- Presented by: Ron Funches

Original release
- Network: Food Network
- Release: April 20, 2021

= Chopped 420 =

American television series

Chopped 420 is a 2021 television series produced by Food Network, concerning competitive cooking with cannabis. It made its debut on the discovery+ streaming service with five episodes on April 20, 2021. Esther Choi, Luke Reyes, Sam Talbot, Tacarra Williams, and Laganja Estranja served as judges. Chopped 420 is no longer available on Discovery+.

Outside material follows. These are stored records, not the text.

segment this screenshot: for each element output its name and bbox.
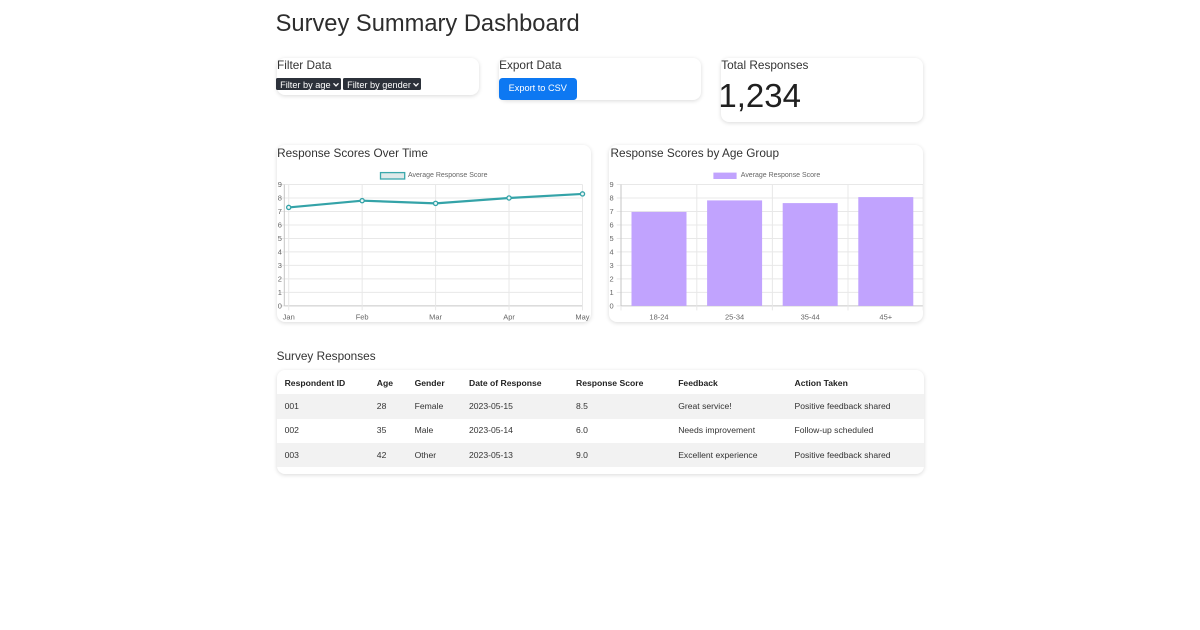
svg-text:6: 6 xyxy=(609,221,613,230)
svg-text:Mar: Mar xyxy=(429,313,442,321)
svg-text:Apr: Apr xyxy=(503,313,515,321)
svg-text:45+: 45+ xyxy=(879,313,892,321)
svg-text:Jan: Jan xyxy=(282,313,294,321)
svg-text:0: 0 xyxy=(277,302,281,311)
svg-text:25-34: 25-34 xyxy=(725,313,744,321)
svg-text:4: 4 xyxy=(609,248,613,257)
svg-text:2: 2 xyxy=(277,275,281,284)
svg-text:35-44: 35-44 xyxy=(800,313,819,321)
svg-text:Feb: Feb xyxy=(355,313,368,321)
svg-text:18-24: 18-24 xyxy=(649,313,668,321)
svg-text:4: 4 xyxy=(277,248,281,257)
svg-text:9: 9 xyxy=(609,181,613,190)
svg-text:Average Response Score: Average Response Score xyxy=(740,173,820,180)
svg-text:3: 3 xyxy=(609,262,613,271)
svg-text:7: 7 xyxy=(609,208,613,217)
svg-text:May: May xyxy=(575,313,589,321)
svg-text:8: 8 xyxy=(277,194,281,203)
svg-text:1: 1 xyxy=(277,288,281,297)
svg-text:5: 5 xyxy=(609,235,613,244)
svg-text:1: 1 xyxy=(609,288,613,297)
svg-text:2: 2 xyxy=(609,275,613,284)
svg-text:7: 7 xyxy=(277,208,281,217)
svg-text:6: 6 xyxy=(277,221,281,230)
svg-text:9: 9 xyxy=(277,181,281,190)
svg-text:Average Response Score: Average Response Score xyxy=(407,173,487,180)
svg-text:8: 8 xyxy=(609,194,613,203)
svg-text:3: 3 xyxy=(277,262,281,271)
svg-text:5: 5 xyxy=(277,235,281,244)
svg-text:0: 0 xyxy=(609,302,613,311)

The series follows other networks' cannabis cooking shows, such as Cooked with Cannabis, Bong Appétit from Vice and Cooking on High from Netflix.

==Episodes==

| No. overall | No. in season | Title | Judges | Original release date |
| 1 | 1 | "High Expectations" | Sam Talbot, Esther Choi, and Laganja Estranja | April 20, 2021 |
Ingredients: Appetizer: spot prawns, loaded baked potato quesadillas, herb bouquet, Borscht; Entrée: Garbage Plate, Nopal, Pork chops, chocolate dentures; Dessert: Sundae, Pineberry, Lemon verbena, Ketchup; Contestants: Hemant Kishore (eliminated after the appetizer); Lindsay Penland (eliminated after the entrée); Chris Binotto (eliminated after the dessert); Wendy Zeng (winner);
| 2 | 2 | "Puff, Puff, Run" | Sam Talbot, Esther Choi, and Laganja Estranja | April 20, 2021 |
Ingredients: Appetizer: dandelion greens, sour meat stew, spray cheese, pretzel toaster pastries; Entrée: sake popsicles, chicken boba waffles, castelvetrano olives, barracuda filet; Dessert: chocolate milk, grape popping candy, dates, pizza French toast; Contestants: Brandin Lashea (eliminated after the appetizer); Mychal Pride (eliminated after the entrée); Jarod Farina (eliminated after the dessert); Emily Oyer (winner);
| 3 | 3 | "Get Baked or Get Chopped" | Luke Reyes, Esther Choi, and Sam Talbot | April 20, 2021 |
Ingredients: Appetizer: ruby red grapefruit, kielbasa, curry leaves, pickle pie; Entrée: reindeer jerky, croquembouche, cornish hens, turnips; Dessert: a round of gelatin beers, sour belts, passion fruit, spotted dick; Contestants: Masha Tikin (eliminated after the appetizer); Jeff Danzer (eliminated after the entrée); Josh Gil (eliminated after the dessert); Victor Aguilera (winner);
| 4 | 4 | "THC You on the Chopping Block" | Tacarra Williams, Esther Choi, and Luke Reyes | April 20, 2021 |
Ingredients: Appetizer: tea-smoked duck, corn on the cob, lavender, garlic ice cream; Entrée: eel, candy cane beets, giant marshmallows, armadillo eggs; Dessert: clementines, cottage cheese, white chocolate cookie bark, grass jelly; Contestants: Jennifer Felmley (eliminated after the appetizer); Derek Upton (eliminated after the entrée); Gabe Kennedy (eliminated after the dessert); Solomon Johnson (winner);
| 5 | 5 | "Go Green or Go Home" | Tacarra Williams, Esther Choi, and Luke Reyes | April 20, 2021 |
Ingredients: Appetizer: mussels, shiso leaves, stoner goblet, cheese balls; Entrée: french sorrel, smoked rice, canned spiced ham, chicken black truffle pot pie; Dessert: candied crabs, maraschino cherries, pour over coffee, joint cake; Contestants: Daniel Stramm (eliminated after the appetizer); Tiana Ramos (eliminated after the entrée); Maverick Kelly (eliminated after the dessert); Derek Simcik (winner);

==Reception==
Joel Keller writing for Decider said the series was "more serious than we expected."

Megan Reynolds at Jezebel said that "the weed connection is just a gimmick, and the contestants are still racing against the clock to complete a dish" as with the original Chopped.

Common Sense Media said "The contestants are very skilled and accomplished chefs, and they find creative ways to use strange ingredients, but these tend to be overshadowed by the series' narrow focus on cannabis."